The New Hampshire general election ran smoothly on Tuesday and had a high turnout of voters, despite the coronavirus (COVID-19) pandemic. The votes cast and same-day registrations in Durham, were down from the election in 2016, but the town saw a massive increase in absentee ballots. In 2016, there were 9,633 votes cast in Durham and over 3,000 voters registered to vote that day, but there were only 770 absentee ballots. On Tuesday, there were 7,776 votes cast and 1,322 same-day registrations, but there were 3,734 absentee ballots. The longest wait time to register at the polls was about 30 minutes.  

Durham town officials anticipated that the polls at Oyster River High School were going to hit the 10,000 mark yesterday, but fell short.  

Town Administrator Todd Selig explained why they thought there would be a larger turnout yesterday, saying “We knew 2016 was our biggest election yet. We could see the excitement and the energy around the election at this cycle, so I was just thinking I’ve been here for all these elections and this is the most exciting thing I’ve seen so we are going to beat 2016 but a few things happened. We encouraged people to use absentee ballots as a method of voting.” 

Across the state of New Hampshire, people utilized absentee ballots with 235,834 absentee ballots returned, up from 75,305 in 2016.  

Selig believes that COVID-19 was the reason why there wasn’t as big of a turnout yesterday, but also because there are less students on campus. “My hypothesis is that a lot of people voted by absentee ballot as you can see, but we also have a lot of students telecommuting to participate in classes, and both votes casted and same day registration are both down by about 2,000 people, my bet is that students voted from their parents’ home where they are doing classes from or they voted absentee from where they are from as well,” he said. 

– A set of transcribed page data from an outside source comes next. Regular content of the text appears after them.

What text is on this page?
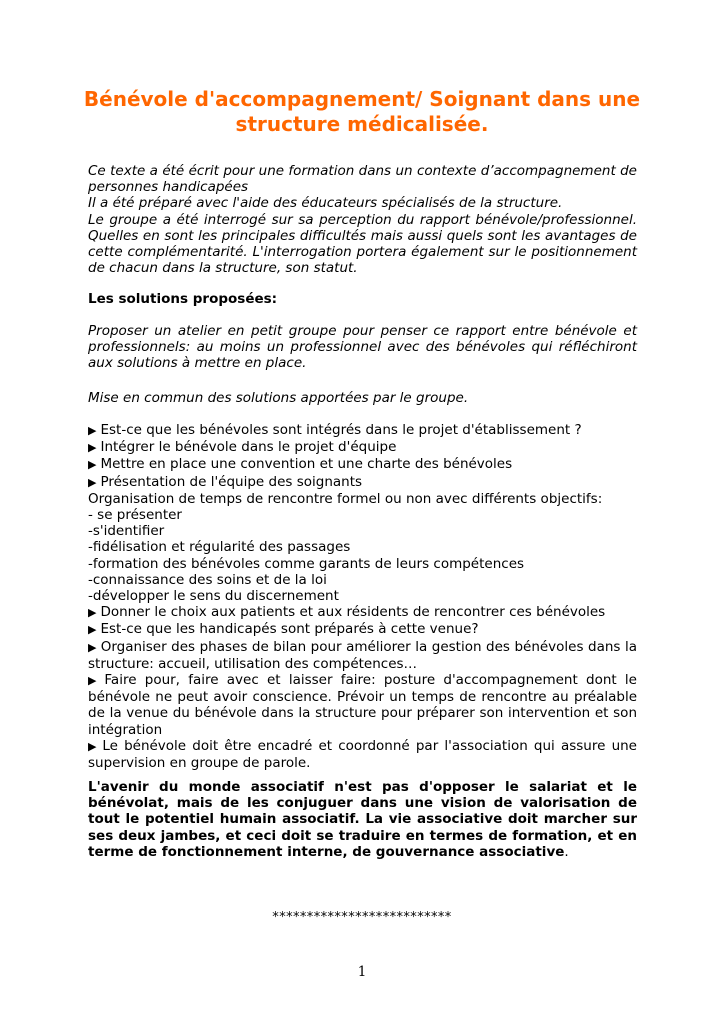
Bénévole d'accompagnement/ Soignant dans une structure médicalisée.

Ce texte a été écrit pour une formation dans un contexte d’accompagnement de personnes handicapées
Il a été préparé avec l'aide des éducateurs spécialisés de la structure.
Le groupe a été interrogé sur sa perception du rapport bénévole/professionnel. Quelles en sont les principales difficultés mais aussi quels sont les avantages de cette complémentarité. L'interrogation portera également sur le positionnement de chacun dans la structure, son statut.

Les solutions proposées:

Proposer un atelier en petit groupe pour penser ce rapport entre bénévole et professionnels: au moins un professionnel avec des bénévoles qui réfléchiront aux solutions à mettre en place.

Mise en commun des solutions apportées par le groupe.

▶ Est-ce que les bénévoles sont intégrés dans le projet d'établissement ?
▶ Intégrer le bénévole dans le projet d'équipe
▶ Mettre en place une convention et une charte des bénévoles
▶ Présentation de l'équipe des soignants
Organisation de temps de rencontre formel ou non avec différents objectifs:
- se présenter
-s'identifier
-fidélisation et régularité des passages
-formation des bénévoles comme garants de leurs compétences
-connaissance des soins et de la loi
-développer le sens du discernement
▶ Donner le choix aux patients et aux résidents de rencontrer ces bénévoles
▶ Est-ce que les handicapés sont préparés à cette venue?
▶ Organiser des phases de bilan pour améliorer la gestion des bénévoles dans la structure: accueil, utilisation des compétences…
▶ Faire pour, faire avec et laisser faire: posture d'accompagnement dont le bénévole ne peut avoir conscience. Prévoir un temps de rencontre au préalable de la venue du bénévole dans la structure pour préparer son intervention et son intégration
▶ Le bénévole doit être encadré et coordonné par l'association qui assure une supervision en groupe de parole.

L'avenir du monde associatif n'est pas d'opposer le salariat et le bénévolat, mais de les conjuguer dans une vision de valorisation de tout le potentiel humain associatif. La vie associative doit marcher sur ses deux jambes, et ceci doit se traduire en termes de formation, et en terme de fonctionnement interne, de gouvernance associative.

**************************
1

Overall, Selig thought that it was a good day on Tuesday, despite the numbers being down and not being as busy as they had thought.  

It was clear to the workers at the polls by 4:30 p.m. that they were not going to hit the 9,600 mark like they had hoped but at the high point in the day they had a half hour wait for same-day registration. After the first rush they did not see another and the rest of the day was slow and steady.  

The Democrats swept every race on Tuesday in Durham, including the Presidential, Governor, Congress, and both State and U.S. Senator, which Selig said he expected.  

Selig also said he didn’t see students showing up in groups to the polls like in the 2016 election because of the pandemic. “Usually we’d see big groups of 20 or 30 coming down together in a UNH bus and it was just steady and you’d see the kids patting each other on the back and excited and close together and there wasn’t a lot of that. I think that was the students being smart. They were exercising good social distancing practices. It makes it harder to get together with other like-minded people to rally for your candidate.”  

Selig explained the final reason why he believes there were more absentee ballots rather than in person voters, saying “I think people were definitely scared. We’ve had many Durham residents call us to express that they were fearful for their safety at the polls. They were fearful that there might be efforts by some groups to intimate them or that there would be some kind of violence.”  

There were five police officers at the polls yesterday ensuring people’s safety by directing traffic and walking through the building, as well as making sure voters and volunteers were following COVID-19 guidelines.  

Masks were required at the polls, but there was a booth outside for people who did not want to wear one. There were about four people who did not want to wear a mask, but Selig said they were compliant and voted outside.